Snow continues with the usual propaganda about how great the economy is doing. Brad DeLong starts his reply to this garbage from the “worst Treasury Secretary in living memory” with a history lesson:
Does John Snow really have no clue that Hamilton believed that a big, activist government–regulating the financial system, supporting science and industry, encouraging manufactures, assuming the national debt–was essential for the health of the American economy? Is it really the case that nobody in John Snow’s entourage knows that Hamilton was always on the “big government” side in his fights with Jefferson? That Jefferson believed that a big government was a threat to liberty, but that Hamilton did no–Hamilton was not interested in either big government or small government per se but rather in effective government?
Let’s also recall what Sec. Hamilton said in the First Report on the Public Credit, 1790:
Persuaded, as the Secretary is, that the proper funding of the present debt will render it a national blessing, yet he is so far from acceding to the position, in the latitude in which it is sometimes laid down, that “public debts are public benefits” – a position inviting to prodigality and liable to dangerous abuse – that he ardently wishes to see it incorporated as a fundamental maxim in the system of public credit of the United States, that the creation of debt should always be accompanied with the means of extinguishment. This he regards as the true secret /or rendering public credit immortal.

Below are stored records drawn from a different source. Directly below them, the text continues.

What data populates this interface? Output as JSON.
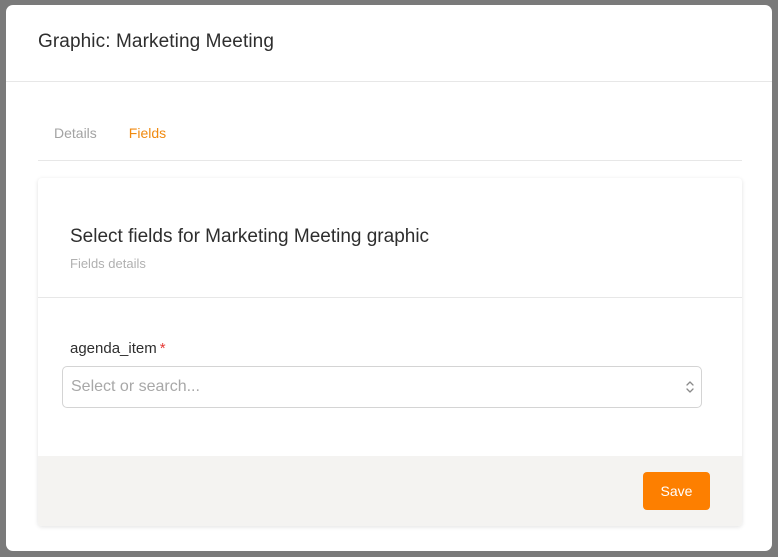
{
  "modal": {
    "title": "Graphic: Marketing Meeting"
  },
  "tabs": [
    {
      "label": "Details",
      "active": false
    },
    {
      "label": "Fields",
      "active": true
    }
  ],
  "card": {
    "title": "Select fields for Marketing Meeting graphic",
    "subtitle": "Fields details"
  },
  "form": {
    "field_label": "agenda_item",
    "required_mark": "*",
    "select_value": "",
    "select_placeholder": "Select or search...",
    "select_icon": "chevron-up-down-icon"
  },
  "footer": {
    "save_label": "Save"
  },
  "colors": {
    "accent": "#fd7f00",
    "active_tab": "#f08a10",
    "required": "#e53935",
    "footer_bg": "#f4f3f1"
  }
}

Sec. Robert Rubin understood this fundamental maxim, but Sec. Snow seems to have forgotten it – alas! Sec. Snow also seems to not understand two facts. The share of GDP going to government spending is higher today than it was in 2000 and the share of GDP captured by investment spending is lower than it was in 2000. The lack of fiscal responsibility embedded in the Bush Administration’s phony claim that they are “giving us our money back” clearly has something to do with the reduction in national savings. It is too bad that our current Treasury Secretary fails to understand what Secretary Hamilton and Secretary Rubin realized.